Microsoft Teams migration involves transferring your entire Teams environment—including team structures, channels, conversations, files, and apps—between Office 365 tenants. Understanding how the migration process works helps you plan effectively and set appropriate expectations.

Migration Phases

The Teams migration process involves three distinct phases:

1

Discovery Phase

The system scans your source environment to identify all Teams, their structures, memberships, and associated content. This provides a complete inventory for migration planning.

2

Preprocessing Phase

The preprocessing task recreates all Teams in the target, creates the associated SharePoint sites, and migrates the memberships (Owners and Members). This establishes the structure before content transfer.

3

Migration Phase

The system recreates channels and transfers the files, planners, conversations, and associated mailbox content. This is the main data transfer phase.

What Gets Migrated

Cloudiway's Teams migration transfers a comprehensive set of content and settings:

Team Structure

  • Office 365 Groups
  • Team logos and descriptions
  • Team settings
  • Owners and Members

Channels

  • Standard channels
  • Private channels
  • Conversations (1,000 most recent)
  • Files and folders

Channel Tabs

  • Conversations tabs
  • Files tabs
  • Planner tabs
  • OneNote, Office docs, PDFs, websites

Microsoft Planner

  • Task titles
  • Buckets and labels
  • Assignees and dates
  • Checklists and descriptions

Private Chats

Private chat history is migrated and stored in users' OneDrive TeamsHistory folders, preserving the conversation record for reference.

What Doesn't Transfer

Due to Microsoft API limitations and platform constraints, the following items cannot be migrated:

Channel settings and configurations
Non-default Wikis and Wiki tabs
Teams Calendar entries
Images embedded in wikis
File version history
Apps, bots, and connectors
Activity and notification history
Team meeting invitations

Planner Limitations

Due to Microsoft Graph API limitations, certain Planner metadata cannot be transferred, including task creation details, comments, and priority levels.

Best Practices

Run Discovery First

Always run a complete discovery before planning your migration timeline.

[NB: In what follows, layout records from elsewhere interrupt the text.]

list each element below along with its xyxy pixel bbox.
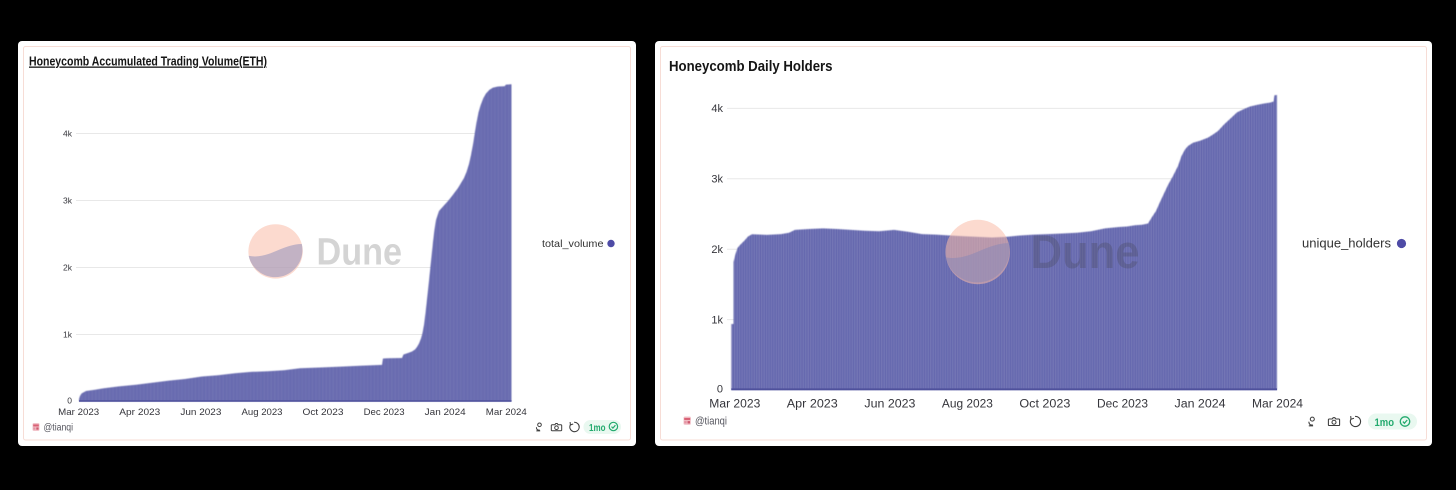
svg-text:Jan 2024: Jan 2024: [425, 407, 466, 418]
svg-text:Dune: Dune: [1031, 225, 1140, 278]
svg-text:Dec 2023: Dec 2023: [1097, 399, 1148, 411]
svg-text:Oct 2023: Oct 2023: [303, 407, 344, 418]
svg-text:Mar 2024: Mar 2024: [1252, 399, 1304, 411]
svg-text:4k: 4k: [63, 129, 73, 139]
svg-text:3k: 3k: [711, 174, 723, 186]
svg-text:Jun 2023: Jun 2023: [864, 399, 915, 411]
svg-text:1k: 1k: [711, 314, 723, 326]
svg-text:Jun 2023: Jun 2023: [180, 407, 221, 418]
svg-text:Aug 2023: Aug 2023: [942, 399, 993, 411]
svg-text:Dec 2023: Dec 2023: [364, 407, 405, 418]
svg-text:Dune: Dune: [317, 232, 403, 274]
svg-text:4k: 4k: [711, 103, 723, 115]
svg-text:2k: 2k: [63, 263, 73, 273]
svg-text:Oct 2023: Oct 2023: [1019, 399, 1070, 411]
svg-text:3k: 3k: [63, 196, 73, 206]
svg-text:2k: 2k: [711, 244, 723, 256]
svg-text:Jan 2024: Jan 2024: [1175, 399, 1227, 411]
svg-text:Mar 2023: Mar 2023: [58, 407, 99, 418]
svg-text:Mar 2023: Mar 2023: [709, 399, 760, 411]
svg-text:@tianqi: @tianqi: [695, 416, 727, 428]
svg-text:1k: 1k: [63, 330, 73, 340]
svg-text:1mo: 1mo: [589, 423, 606, 434]
svg-text:0: 0: [67, 396, 72, 406]
svg-text:Apr 2023: Apr 2023: [787, 399, 838, 411]
svg-text:1mo: 1mo: [1375, 417, 1395, 429]
svg-text:0: 0: [717, 384, 723, 396]
svg-text:Aug 2023: Aug 2023: [242, 407, 283, 418]
svg-text:Mar 2024: Mar 2024: [486, 407, 527, 418]
svg-text:@tianqi: @tianqi: [44, 423, 74, 434]
svg-text:Honeycomb Daily Holders: Honeycomb Daily Holders: [669, 59, 833, 75]
svg-text:unique_holders: unique_holders: [1302, 237, 1391, 251]
svg-text:Apr 2023: Apr 2023: [119, 407, 160, 418]
svg-text:total_volume: total_volume: [542, 238, 604, 250]
svg-text:Honeycomb Accumulated Trading: Honeycomb Accumulated Trading Volume(ETH…: [29, 54, 267, 69]
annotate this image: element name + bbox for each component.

This identifies all Teams and their sizes.

Migrate in Batches

For large environments, migrate Teams in logical batches (by department, project, or size) rather than all at once.

Communicate with Users

Inform users about conversation history limits and items that won't migrate so they can preserve critical information beforehand.

Ready to Migrate?

Configure your source and target connectors, run discovery to inventory your Teams, then proceed with preprocessing and migration phases.